Gradient estimates for the $p$-Laplacian perfect conductivity problem with partially flat and $C^{1,\gamma}$ inclusions

TL;DR

This paper studies gradient behavior in $p$-Laplacian equations for perfect conductors with different boundary regularities, showing boundedness for flat boundaries and precise blow-up rates for $C^{1,eta}$ boundaries.

Contribution

It provides new gradient estimates for the $p$-Laplacian perfect conductivity problem with partially flat and $C^{1,eta}$ inclusions, including bounds and asymptotic expansions.

Findings

Gradient remains bounded for partially flat boundaries.

Optimal blow-up rates are established for $C^{1,eta}$ boundaries.

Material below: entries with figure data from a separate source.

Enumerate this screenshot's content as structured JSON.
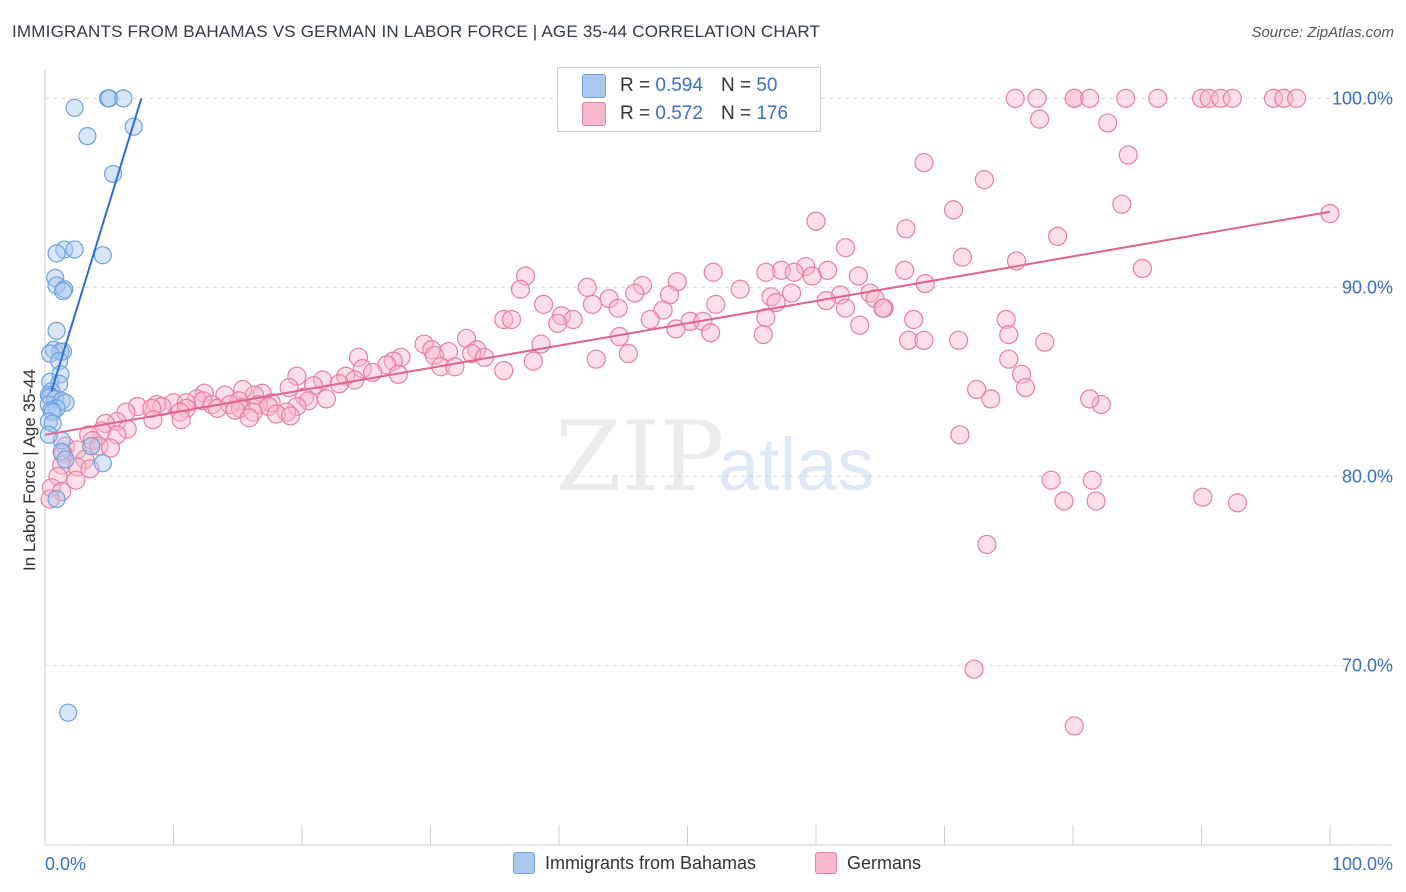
{
  "title": "IMMIGRANTS FROM BAHAMAS VS GERMAN IN LABOR FORCE | AGE 35-44 CORRELATION CHART",
  "source": "Source: ZipAtlas.com",
  "watermark": {
    "zip": "ZIP",
    "atlas": "atlas"
  },
  "legend_top": {
    "rows": [
      {
        "r_label": "R =",
        "r_value": "0.594",
        "n_label": "N =",
        "n_value": "50",
        "color": "#a8c8f0"
      },
      {
        "r_label": "R =",
        "r_value": "0.572",
        "n_label": "N =",
        "n_value": "176",
        "color": "#f8b8cc"
      }
    ]
  },
  "legend_bottom": [
    {
      "label": "Immigrants from Bahamas",
      "color": "#a8c8f0"
    },
    {
      "label": "Germans",
      "color": "#f8b8cc"
    }
  ],
  "chart_data": {
    "type": "scatter",
    "title": "IMMIGRANTS FROM BAHAMAS VS GERMAN IN LABOR FORCE | AGE 35-44 CORRELATION CHART",
    "xlabel": "",
    "ylabel": "In Labor Force | Age 35-44",
    "xlim": [
      0,
      100
    ],
    "ylim": [
      60.5,
      101.5
    ],
    "x_tick_labels": {
      "0": "0.0%",
      "100": "100.0%"
    },
    "y_ticks": [
      70,
      80,
      90,
      100
    ],
    "y_tick_labels": [
      "70.0%",
      "80.0%",
      "90.0%",
      "100.0%"
    ],
    "grid": true,
    "series": [
      {
        "name": "Immigrants from Bahamas",
        "color": "#6fa0e0",
        "fill": "#a8c8f0",
        "line_color": "#2a6fd6",
        "trend": [
          [
            0.5,
            84.5
          ],
          [
            7.5,
            100.0
          ]
        ],
        "points": [
          [
            4.9,
            100.0
          ],
          [
            5.0,
            100.0
          ],
          [
            6.1,
            100.0
          ],
          [
            2.3,
            99.5
          ],
          [
            3.3,
            98.0
          ],
          [
            6.9,
            98.5
          ],
          [
            5.3,
            96.0
          ],
          [
            1.5,
            92.0
          ],
          [
            2.3,
            92.0
          ],
          [
            0.9,
            91.8
          ],
          [
            4.5,
            91.7
          ],
          [
            0.8,
            90.5
          ],
          [
            0.9,
            90.1
          ],
          [
            1.5,
            89.9
          ],
          [
            1.4,
            89.8
          ],
          [
            0.9,
            87.7
          ],
          [
            0.7,
            86.7
          ],
          [
            1.4,
            86.6
          ],
          [
            1.2,
            86.6
          ],
          [
            0.4,
            86.5
          ],
          [
            1.1,
            86.1
          ],
          [
            1.2,
            85.4
          ],
          [
            0.4,
            85.0
          ],
          [
            1.1,
            84.9
          ],
          [
            0.5,
            84.5
          ],
          [
            0.3,
            84.3
          ],
          [
            0.4,
            84.2
          ],
          [
            0.8,
            84.1
          ],
          [
            1.3,
            84.0
          ],
          [
            1.6,
            83.9
          ],
          [
            0.3,
            83.8
          ],
          [
            0.9,
            83.6
          ],
          [
            0.5,
            83.5
          ],
          [
            0.6,
            83.4
          ],
          [
            0.3,
            82.9
          ],
          [
            0.6,
            82.8
          ],
          [
            1.3,
            81.9
          ],
          [
            0.3,
            82.2
          ],
          [
            3.6,
            81.6
          ],
          [
            1.3,
            81.3
          ],
          [
            1.6,
            80.9
          ],
          [
            4.5,
            80.7
          ],
          [
            0.9,
            78.8
          ],
          [
            1.8,
            67.5
          ]
        ]
      },
      {
        "name": "Germans",
        "color": "#e87fa0",
        "fill": "#f8b8cc",
        "line_color": "#e0628f",
        "trend": [
          [
            0.0,
            82.2
          ],
          [
            100.0,
            94.0
          ]
        ],
        "points": [
          [
            75.5,
            100.0
          ],
          [
            77.2,
            100.0
          ],
          [
            80.1,
            100.0
          ],
          [
            80.1,
            100.0
          ],
          [
            81.3,
            100.0
          ],
          [
            84.1,
            100.0
          ],
          [
            86.6,
            100.0
          ],
          [
            90.0,
            100.0
          ],
          [
            90.6,
            100.0
          ],
          [
            91.5,
            100.0
          ],
          [
            92.4,
            100.0
          ],
          [
            95.6,
            100.0
          ],
          [
            96.4,
            100.0
          ],
          [
            97.4,
            100.0
          ],
          [
            77.4,
            98.9
          ],
          [
            82.7,
            98.7
          ],
          [
            84.3,
            97.0
          ],
          [
            68.4,
            96.6
          ],
          [
            73.1,
            95.7
          ],
          [
            83.8,
            94.4
          ],
          [
            70.7,
            94.1
          ],
          [
            100.0,
            93.9
          ],
          [
            60.0,
            93.5
          ],
          [
            67.0,
            93.1
          ],
          [
            78.8,
            92.7
          ],
          [
            62.3,
            92.1
          ],
          [
            71.4,
            91.6
          ],
          [
            75.6,
            91.4
          ],
          [
            59.2,
            91.1
          ],
          [
            66.9,
            90.9
          ],
          [
            85.4,
            91.0
          ],
          [
            57.3,
            90.9
          ],
          [
            58.3,
            90.8
          ],
          [
            52.0,
            90.8
          ],
          [
            60.9,
            90.9
          ],
          [
            56.1,
            90.8
          ],
          [
            59.7,
            90.6
          ],
          [
            63.3,
            90.6
          ],
          [
            37.4,
            90.6
          ],
          [
            68.5,
            90.2
          ],
          [
            49.2,
            90.3
          ],
          [
            46.5,
            90.1
          ],
          [
            42.2,
            90.0
          ],
          [
            54.1,
            89.9
          ],
          [
            37.0,
            89.9
          ],
          [
            58.1,
            89.7
          ],
          [
            45.9,
            89.7
          ],
          [
            48.6,
            89.6
          ],
          [
            64.2,
            89.7
          ],
          [
            61.9,
            89.6
          ],
          [
            56.5,
            89.5
          ],
          [
            43.9,
            89.4
          ],
          [
            64.6,
            89.4
          ],
          [
            60.8,
            89.3
          ],
          [
            56.9,
            89.2
          ],
          [
            38.8,
            89.1
          ],
          [
            42.6,
            89.1
          ],
          [
            52.2,
            89.1
          ],
          [
            44.6,
            88.9
          ],
          [
            62.3,
            88.9
          ],
          [
            65.3,
            88.9
          ],
          [
            65.2,
            88.9
          ],
          [
            48.1,
            88.8
          ],
          [
            40.2,
            88.5
          ],
          [
            56.1,
            88.4
          ],
          [
            67.6,
            88.3
          ],
          [
            35.7,
            88.3
          ],
          [
            41.1,
            88.3
          ],
          [
            47.1,
            88.3
          ],
          [
            74.8,
            88.3
          ],
          [
            36.3,
            88.3
          ],
          [
            50.2,
            88.2
          ],
          [
            51.2,
            88.2
          ],
          [
            39.9,
            88.1
          ],
          [
            63.4,
            88.0
          ],
          [
            49.1,
            87.8
          ],
          [
            51.8,
            87.6
          ],
          [
            75.0,
            87.5
          ],
          [
            55.9,
            87.5
          ],
          [
            44.7,
            87.4
          ],
          [
            32.8,
            87.3
          ],
          [
            67.2,
            87.2
          ],
          [
            68.4,
            87.2
          ],
          [
            71.1,
            87.2
          ],
          [
            77.8,
            87.1
          ],
          [
            38.6,
            87.0
          ],
          [
            29.5,
            87.0
          ],
          [
            30.1,
            86.7
          ],
          [
            33.6,
            86.7
          ],
          [
            31.4,
            86.6
          ],
          [
            45.4,
            86.5
          ],
          [
            33.2,
            86.5
          ],
          [
            30.3,
            86.4
          ],
          [
            27.7,
            86.3
          ],
          [
            24.4,
            86.3
          ],
          [
            34.2,
            86.3
          ],
          [
            42.9,
            86.2
          ],
          [
            38.0,
            86.1
          ],
          [
            27.1,
            86.1
          ],
          [
            26.6,
            85.9
          ],
          [
            30.8,
            85.8
          ],
          [
            31.9,
            85.8
          ],
          [
            24.7,
            85.7
          ],
          [
            35.7,
            85.6
          ],
          [
            25.5,
            85.5
          ],
          [
            27.5,
            85.4
          ],
          [
            23.4,
            85.3
          ],
          [
            19.6,
            85.3
          ],
          [
            24.1,
            85.1
          ],
          [
            21.6,
            85.1
          ],
          [
            22.9,
            84.9
          ],
          [
            20.9,
            84.8
          ],
          [
            19.0,
            84.7
          ],
          [
            15.4,
            84.6
          ],
          [
            16.9,
            84.4
          ],
          [
            12.4,
            84.4
          ],
          [
            14.0,
            84.3
          ],
          [
            16.3,
            84.3
          ],
          [
            20.2,
            84.2
          ],
          [
            21.9,
            84.1
          ],
          [
            11.8,
            84.1
          ],
          [
            20.5,
            84.0
          ],
          [
            15.1,
            84.0
          ],
          [
            12.3,
            84.0
          ],
          [
            10.0,
            83.9
          ],
          [
            11.0,
            83.9
          ],
          [
            17.6,
            83.9
          ],
          [
            13.0,
            83.8
          ],
          [
            14.4,
            83.8
          ],
          [
            16.6,
            83.8
          ],
          [
            8.7,
            83.8
          ],
          [
            17.4,
            83.7
          ],
          [
            19.6,
            83.7
          ],
          [
            9.1,
            83.7
          ],
          [
            7.2,
            83.7
          ],
          [
            13.4,
            83.6
          ],
          [
            8.3,
            83.6
          ],
          [
            15.2,
            83.6
          ],
          [
            11.0,
            83.6
          ],
          [
            14.8,
            83.5
          ],
          [
            18.8,
            83.4
          ],
          [
            6.3,
            83.4
          ],
          [
            10.5,
            83.4
          ],
          [
            16.2,
            83.4
          ],
          [
            18.0,
            83.3
          ],
          [
            19.1,
            83.2
          ],
          [
            15.9,
            83.1
          ],
          [
            10.6,
            83.0
          ],
          [
            8.4,
            83.0
          ],
          [
            5.6,
            82.9
          ],
          [
            4.7,
            82.8
          ],
          [
            6.4,
            82.5
          ],
          [
            4.4,
            82.4
          ],
          [
            3.4,
            82.2
          ],
          [
            5.6,
            82.2
          ],
          [
            3.7,
            81.9
          ],
          [
            4.2,
            81.6
          ],
          [
            1.6,
            81.6
          ],
          [
            5.1,
            81.5
          ],
          [
            2.5,
            81.4
          ],
          [
            1.4,
            81.2
          ],
          [
            3.1,
            80.9
          ],
          [
            1.3,
            80.6
          ],
          [
            2.5,
            80.5
          ],
          [
            3.5,
            80.4
          ],
          [
            1.0,
            80.0
          ],
          [
            2.4,
            79.8
          ],
          [
            0.5,
            79.4
          ],
          [
            1.3,
            79.2
          ],
          [
            0.4,
            78.8
          ],
          [
            78.3,
            79.8
          ],
          [
            81.5,
            79.8
          ],
          [
            90.1,
            78.9
          ],
          [
            81.8,
            78.7
          ],
          [
            71.2,
            82.2
          ],
          [
            82.2,
            83.8
          ],
          [
            81.3,
            84.1
          ],
          [
            73.6,
            84.1
          ],
          [
            72.5,
            84.6
          ],
          [
            76.0,
            85.4
          ],
          [
            75.0,
            86.2
          ],
          [
            76.3,
            84.7
          ],
          [
            92.8,
            78.6
          ],
          [
            73.3,
            76.4
          ],
          [
            79.3,
            78.7
          ],
          [
            72.3,
            69.8
          ],
          [
            80.1,
            66.8
          ]
        ]
      }
    ]
  }
}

Asymptotic expansions are derived in special cases.

Abstract

In this paper, we investigate the gradient estimates for solutions to the perfect conductivity problem with two closely spaced perfect conductors embedded in a homogeneous matrix, modeled by $p$-Laplacian elliptic equations. We first prove that the gradient of the solution remains bounded when the conductors possess partially ``flat" boundaries. This contrasts with the case involving strictly convex inclusions, where the gradient can blow up. Second, for conductors with $C^{1,\gamma}$ boundaries ($\gamma\in(0,1)$), we establish both upper and lower bounds on the gradient, with optimal blow-up rates. Furthermore, we provide precise asymptotic expansions in some special cases.